En las librerías
«Las librerías nutren las bibliotecas privadas, principal herramienta del escritor; mientras que las bibliotecas públicas promueven la lectura o cubren necesidades»
Es muy hermoso lo que explica Jeff Deutsch, en su recientemente publicado In Praise of Good Bookstores, acerca de las viejas librerías de barrio que coloreaban en nuestra infancia y juventud el rostro de las ciudades. Dice Deutsch: «La buena librería versa sobre la interioridad. Inmersos en la búsqueda, muchos de nosotros nos desplazamos por aquel espacio como si estuviéramos dentro de la Mente misma —del universo o de Dios, según la inclinación de cada uno—. Y muchos, entonces, nos volvemos hacia adentro al hacerlo, hallando un lugar especialmente propicio para la introspección». Por supuesto, las librerías siguen existiendo y quizás sean mejores que nunca: con mejores fondos, con mejor programación cultural, más adecuadas —por su comodidad— para el curioseo junto a una taza de café y un bollo de cardamomo.
En esto, el proceso de transformación ha sido similar al de las bibliotecas —que, fuera de España, en raras ocasiones cumplen la función de sala de estudio—, aunque no sabría decir quién inició este camino de adaptación a una cultura cada vez más social. Su cometido, sin embargo, es distinto: las librerías nutren las bibliotecas privadas, principal herramienta del escritor; mientras que las bibliotecas públicas suplen lagunas, promueven la lectura o cubren necesidades. Su labor, por ejemplo, resulta crucial en los años escolares; pero en ningún caso pueden sustituir la familiaridad de los libros que atesoramos en casa. Si la clave de la cultura es el tiempo —o, al menos, una de sus claves—, sólo una biblioteca personal nos otorga este tiempo.
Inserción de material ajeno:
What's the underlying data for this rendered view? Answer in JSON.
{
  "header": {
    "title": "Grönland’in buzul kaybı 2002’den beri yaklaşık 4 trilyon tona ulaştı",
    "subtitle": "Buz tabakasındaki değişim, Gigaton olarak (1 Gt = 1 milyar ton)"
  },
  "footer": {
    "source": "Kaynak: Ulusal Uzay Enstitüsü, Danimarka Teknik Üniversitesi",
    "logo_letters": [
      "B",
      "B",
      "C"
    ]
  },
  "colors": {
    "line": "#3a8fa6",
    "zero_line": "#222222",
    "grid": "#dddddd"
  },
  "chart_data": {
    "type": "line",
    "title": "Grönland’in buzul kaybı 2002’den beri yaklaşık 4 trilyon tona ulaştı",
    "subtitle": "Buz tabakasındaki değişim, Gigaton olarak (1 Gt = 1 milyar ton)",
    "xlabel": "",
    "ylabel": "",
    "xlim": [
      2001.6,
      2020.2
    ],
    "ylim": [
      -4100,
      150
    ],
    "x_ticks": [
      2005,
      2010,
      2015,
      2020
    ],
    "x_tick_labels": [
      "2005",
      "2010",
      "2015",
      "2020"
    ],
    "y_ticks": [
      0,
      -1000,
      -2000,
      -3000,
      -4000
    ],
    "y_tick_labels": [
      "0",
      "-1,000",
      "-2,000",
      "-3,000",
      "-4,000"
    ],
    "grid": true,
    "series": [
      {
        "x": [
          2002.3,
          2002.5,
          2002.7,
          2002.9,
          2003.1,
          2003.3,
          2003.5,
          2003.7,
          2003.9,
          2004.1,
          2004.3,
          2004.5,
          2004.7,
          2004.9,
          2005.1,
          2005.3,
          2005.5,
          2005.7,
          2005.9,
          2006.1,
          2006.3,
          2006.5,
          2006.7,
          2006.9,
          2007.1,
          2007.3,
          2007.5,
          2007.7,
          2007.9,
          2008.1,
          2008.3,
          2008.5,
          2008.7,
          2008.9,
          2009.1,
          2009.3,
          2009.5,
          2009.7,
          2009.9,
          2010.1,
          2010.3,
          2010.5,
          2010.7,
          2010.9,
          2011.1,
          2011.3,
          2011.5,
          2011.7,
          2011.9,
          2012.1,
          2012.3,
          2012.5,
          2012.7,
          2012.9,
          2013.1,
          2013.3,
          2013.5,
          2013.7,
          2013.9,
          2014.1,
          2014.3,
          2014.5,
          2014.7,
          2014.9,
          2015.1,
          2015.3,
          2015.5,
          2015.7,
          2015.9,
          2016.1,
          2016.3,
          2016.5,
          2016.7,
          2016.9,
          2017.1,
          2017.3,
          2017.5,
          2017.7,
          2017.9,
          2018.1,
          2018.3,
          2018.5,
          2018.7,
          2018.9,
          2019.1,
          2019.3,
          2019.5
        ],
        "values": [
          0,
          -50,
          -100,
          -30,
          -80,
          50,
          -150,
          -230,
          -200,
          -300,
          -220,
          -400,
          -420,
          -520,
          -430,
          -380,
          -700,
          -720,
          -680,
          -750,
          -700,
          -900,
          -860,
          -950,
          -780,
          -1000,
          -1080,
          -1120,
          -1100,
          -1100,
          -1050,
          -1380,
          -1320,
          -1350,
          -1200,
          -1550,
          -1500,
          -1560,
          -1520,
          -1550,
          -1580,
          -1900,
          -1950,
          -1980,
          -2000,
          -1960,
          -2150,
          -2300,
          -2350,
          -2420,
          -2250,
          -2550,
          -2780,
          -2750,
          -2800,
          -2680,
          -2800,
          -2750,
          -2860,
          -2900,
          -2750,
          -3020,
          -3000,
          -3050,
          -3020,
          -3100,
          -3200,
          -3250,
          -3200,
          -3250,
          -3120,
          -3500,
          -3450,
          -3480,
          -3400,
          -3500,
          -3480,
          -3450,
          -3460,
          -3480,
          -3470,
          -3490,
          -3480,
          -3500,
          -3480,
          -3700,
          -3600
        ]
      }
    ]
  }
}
La estadística confirma que el éxito académico en la infancia se mide por el número de libros que se pueden consultar en casa. Creo —hablo de memoria— que, a partir de los quinientos, se disparan los resultados escolares. Más evidente aún es el dato de uno de los primeros PISA in Focus publicados en nuestro país, donde se demuestra que el mejor indicador del éxito en los estudios son las horas de lectura diaria en voz alta que los padres dedican a sus hijos a partir de los cuatro años. Asombra pensar que, a edades tan tempranas, se decida el futuro de una persona; pero, al menos en parte, debe de ser así.
«Un país culto es aquel que mantiene en buen estado una densa red de librerías, bibliotecas, museos y conservatorios»
Las librerías siempre están detrás de cualquier cultura mínimamente sólida. Un país culto es aquel que mantiene en buen estado una densa red de librerías, bibliotecas, museos y conservatorios. Ninguna plataforma de series y películas ni ninguna librería online —con todas las ventajas que presentan— pueden suplir la importancia de los lugares santos. En esto, el catolicismo muestra una especial sabiduría al negar la validez de las confesiones por Internet o por teléfono: es preciso que se hagan cara a cara. Lo mismo puede sostenerse acerca de la cultura: la virtualidad complementa pero no sustituye.
Para Joseph Epstein, uno de los más evidentes placeres de las librerías consiste en fisgonear entre los estantes. Siempre surge algún descubrimiento inesperado, algún universo que desconocías. Lo más parecido que conozco a esta experiencia se daba cuando en la niñez curioseábamos en las enciclopedias: de la biografía de Confucio a la de Gorbachov. Al leer esos gruesos volúmenes muchos empezamos a construir nuestro caudal de saberes. No en vano, recuerdo que, cuando tenía seis o siete años, el primer libro que me compré fue un diccionario de mitología. De ahí quizás mi amor por las listas o, al menos, cierto afán coleccionista.
Al viajar nos acercamos a las librerías como a los lugares santos de nuestra juventud. Nunca voy a Madrid, Londres, Estocolmo o Nueva York sin visitar unas cuantas. Un mundo aún más preciado es el de las librerías de viejo. Ningún libro electrónico puede sustituir esta experiencia ni este placer.